V. During his reign there were no crimes. People could leave their homes unattended without any worries of theft.
vi. There was no corruption in the society.
Vii. He listened to the voice of his citizens and kept Ayodhaya a free society.
Viii. He instructed his sons and abdicated Ayodhya when the time came for him to retire.
4. a) Five principles of Hinduism
i. Paramatma — Creator, God
ii. Prarthana — Prayer, worship
iii. Purusharth — Effort
iv. Pranidaya — Non-violence, ahimsa
v. Punarjanma — Reincarnation
b) Reasons why Hindus are encouraged to practice vegetarianism
i. Every life is sacred — whether animate or inanimate
ii. No one should injure or harm other beings.
iii. Animals have their lives and to cut them short in violence
iv. When an animal is killed it is afraid, fearful and sad. When that animal is eaten all the negative vibrations it had are inherited by the ones who consume it.
v. Meat is not satric food. It is rajasic, so induces laziness, sloth and such other attitudes.
vi. Can bring guilt and violence in the mind when an animal is killed
vii. Can disturb meditation.
viii. Killing an animal collects bad Karma.
ix. All beings want’to live and not die unnaturally.
c) The four elements of Purusharth.
i. Dharma — daily duties observing the ten principles
ii. Artha — refers to wealth, wealth is needed for the society to function/gov- ernment/schools/homes creation of wealth should be pursued ethically and morally. Artha must be used in a manner that supports the progress of society.
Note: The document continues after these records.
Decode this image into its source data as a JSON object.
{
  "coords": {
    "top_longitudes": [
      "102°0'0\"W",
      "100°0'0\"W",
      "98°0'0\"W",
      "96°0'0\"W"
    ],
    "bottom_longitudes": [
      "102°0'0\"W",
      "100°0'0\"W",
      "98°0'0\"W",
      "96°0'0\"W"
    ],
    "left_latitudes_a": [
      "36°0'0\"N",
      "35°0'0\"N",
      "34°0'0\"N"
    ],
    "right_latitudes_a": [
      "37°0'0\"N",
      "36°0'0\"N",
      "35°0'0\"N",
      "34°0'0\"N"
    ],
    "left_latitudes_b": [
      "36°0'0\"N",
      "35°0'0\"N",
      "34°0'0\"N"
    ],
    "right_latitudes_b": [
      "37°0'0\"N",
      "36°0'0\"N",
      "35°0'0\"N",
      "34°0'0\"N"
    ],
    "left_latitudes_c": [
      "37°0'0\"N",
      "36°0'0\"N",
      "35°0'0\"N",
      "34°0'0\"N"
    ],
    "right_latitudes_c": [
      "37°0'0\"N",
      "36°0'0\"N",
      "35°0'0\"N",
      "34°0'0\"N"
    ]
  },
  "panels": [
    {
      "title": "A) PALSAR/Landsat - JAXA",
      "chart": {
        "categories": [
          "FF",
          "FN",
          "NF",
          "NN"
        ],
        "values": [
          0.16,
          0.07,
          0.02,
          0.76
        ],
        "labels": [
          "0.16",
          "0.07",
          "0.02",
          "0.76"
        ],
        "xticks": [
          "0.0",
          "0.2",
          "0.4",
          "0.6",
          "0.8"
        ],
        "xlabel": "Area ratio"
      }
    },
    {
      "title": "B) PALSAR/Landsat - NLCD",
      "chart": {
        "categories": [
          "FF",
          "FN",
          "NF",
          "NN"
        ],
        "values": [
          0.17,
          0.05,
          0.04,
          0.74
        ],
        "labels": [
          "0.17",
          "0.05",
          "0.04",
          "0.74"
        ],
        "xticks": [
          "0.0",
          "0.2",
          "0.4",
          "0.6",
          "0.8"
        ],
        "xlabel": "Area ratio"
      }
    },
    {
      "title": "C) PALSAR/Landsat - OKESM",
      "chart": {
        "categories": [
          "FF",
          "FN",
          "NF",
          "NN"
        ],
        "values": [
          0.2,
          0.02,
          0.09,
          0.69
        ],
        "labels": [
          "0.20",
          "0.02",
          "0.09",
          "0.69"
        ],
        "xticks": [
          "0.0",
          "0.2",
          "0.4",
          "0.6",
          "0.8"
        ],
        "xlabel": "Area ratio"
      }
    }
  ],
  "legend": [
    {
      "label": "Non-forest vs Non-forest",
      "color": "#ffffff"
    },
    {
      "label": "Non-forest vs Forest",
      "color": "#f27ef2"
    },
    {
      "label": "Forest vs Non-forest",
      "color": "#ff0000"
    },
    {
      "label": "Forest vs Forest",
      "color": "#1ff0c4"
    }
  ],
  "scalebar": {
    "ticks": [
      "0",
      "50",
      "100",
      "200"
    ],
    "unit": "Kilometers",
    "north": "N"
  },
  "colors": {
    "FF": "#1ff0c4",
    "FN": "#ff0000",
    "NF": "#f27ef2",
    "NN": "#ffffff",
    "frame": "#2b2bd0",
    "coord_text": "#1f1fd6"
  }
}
iii. Kaam — refers to the satisfaction of worldly desires.
iv. Moksha — is a state of unending bliss/liberation, it means freedom from suffering. Man’s ultimate aim is to achieve Moksha.
5. a) Ways in which Aparigraha is practiced.
i. By not having any attachment to wealth.
ii. By not gathering unnecessary worldly things/materials
iii. By not using unjust means to acquire things.
iv. Aparigraha is practiced by giving charity.
v. By not keeping surplus things/food/possessions.
vi. By not wasting food.
vii. By not collecting unnecessary information.
viii. By not keeping grudges.
ix. Aparigraha is practiced by being humble/avoid pride/greed.
b) Daily duties of devotees.
i. To maintain physical cleanliness/healthy habits.
ii. To eat healthy/balanced diet.
iii. To worship daily at home.
iv. Visit the temple every day.
v. Meditate/counting beads.
vi. To practice Yoga exercises/other types.
vii. Do good deeds.
viii. Study scriptures.
c) Duties of an ideal student.
i. To wear sacred thread which will remind him of his duties
ii. To observe non-violence
iii. Always speak the truth
iv. To be honest in word, deed, thought
v. To abstain from sexual activities
vi. Wake up early, bow before the Guru.
vii. Study hard for acquisition of knowledge.
6. a) The concept of Yoga in Hinduism.
i. Yoga means union with the supreme/universal consciousness/spirit
ii. It is a system to get physical well being
iii. It is a system to control thoughts in our minds.
iv. Through Yoga one achieves mental peace.
v. It helps in meditation
vi. It leads spiritual uplifting.
vii. One can achieve emotional balance
viii. Yoga does not prevent one from doing his/her work/duties.
b) Forms of Bhakti yoga.
i. Shravanam — listening to Lord’s words — Pariksheet.
ii. Keertam — singing the praise of Lord God — Chaitanya, meera, Guru Nanak
iii. Smaranam — Arjuna - Remembering — Prahlad
iv. Pad seranam — daxmi — Hanuman
v. Archanam — arti — River Ganges
vi. Vandanam — Reverence — Akrura — Vidur — Kunti
vii. Daasyam — Hanuman — as an instrument of God’s work
viii. Sakhyam — Arjun — sudama — friend — Gopals
ix. Atma nivodam — Completely merged in God’s creation — King Bali, Naisimha.
c) Qualities of a Yogi as depicted in both Buddhism and Hinduism.
iii. Focused on getting enlightenment
iv. Love all beings
v. Has deep knowledge of scriptures
vi. Is disciplined
vii. Content and satisfied with the way his life is
viii. Is unattached/detached
ix. A witness to all that happens around him
x. Is not emotional
xi. Has self-control/can control his mind
xii. Always mindful of the welfare of the society.